Essa relação inextricável entre a tomada de decisões inteligentes e a responsabilidade é um ingrediente essencial para uma sociedade civilizada e funcional, e alguns dizem que está ausente nos sistemas especializados de hoje. Também ausente está a capacidade de se importar, de compartilhar preocupações, de fazer compromissos, de ter e interpretar emoções — todos os aspectos da inteligência humana que vêm de ter um corpo e se mover pelo mundo.
À medida que a inteligência artificial continua a se infiltrar em tantos aspectos de nossas vidas, podemos ensinar as futuras gerações de sistemas especializados a se sentirem responsáveis por suas decisões?

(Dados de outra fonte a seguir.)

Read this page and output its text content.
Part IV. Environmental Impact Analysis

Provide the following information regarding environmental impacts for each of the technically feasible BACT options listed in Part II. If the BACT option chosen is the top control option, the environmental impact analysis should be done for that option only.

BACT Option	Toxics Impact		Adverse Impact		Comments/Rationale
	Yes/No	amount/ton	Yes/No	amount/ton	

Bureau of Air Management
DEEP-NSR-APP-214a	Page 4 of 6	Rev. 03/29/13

A responsabilidade — ou cuidado, compromisso ou emoção — é algo que pode ser derivado de inferências estatísticas ou extraído dos dados problemáticos usados para treinar a IA? Talvez, mas mesmo assim, a inteligência das máquinas não seria equivalente à inteligência humana — seria algo diferente, como os irmãos Dreyfus previram há quase quatro décadas.
Fonte:
Periódico MIT Technology Review, edição de setembro/outubro de 2024
Sobre o autor:
Bill Gourgey é um escritor de ciência e tecnologia baseado em Washington, D.C., que contribui regularmente para a publicação periódica MIT Technology Review e outras publicações como Popular Science e Wired. Ele possui formação acadêmica em Engenharia Elétrica, Ciências dos Materiais e Escrita Científica, com diplomas pela Cornell University e Johns Hopkins University. Além disso, Gourgey é autor de livros de ficção científica e thrillers, incluindo a série Glide Trilogy. Ele também ensina ciências na Johns Hopkins University e colabora com startups tecnológicas.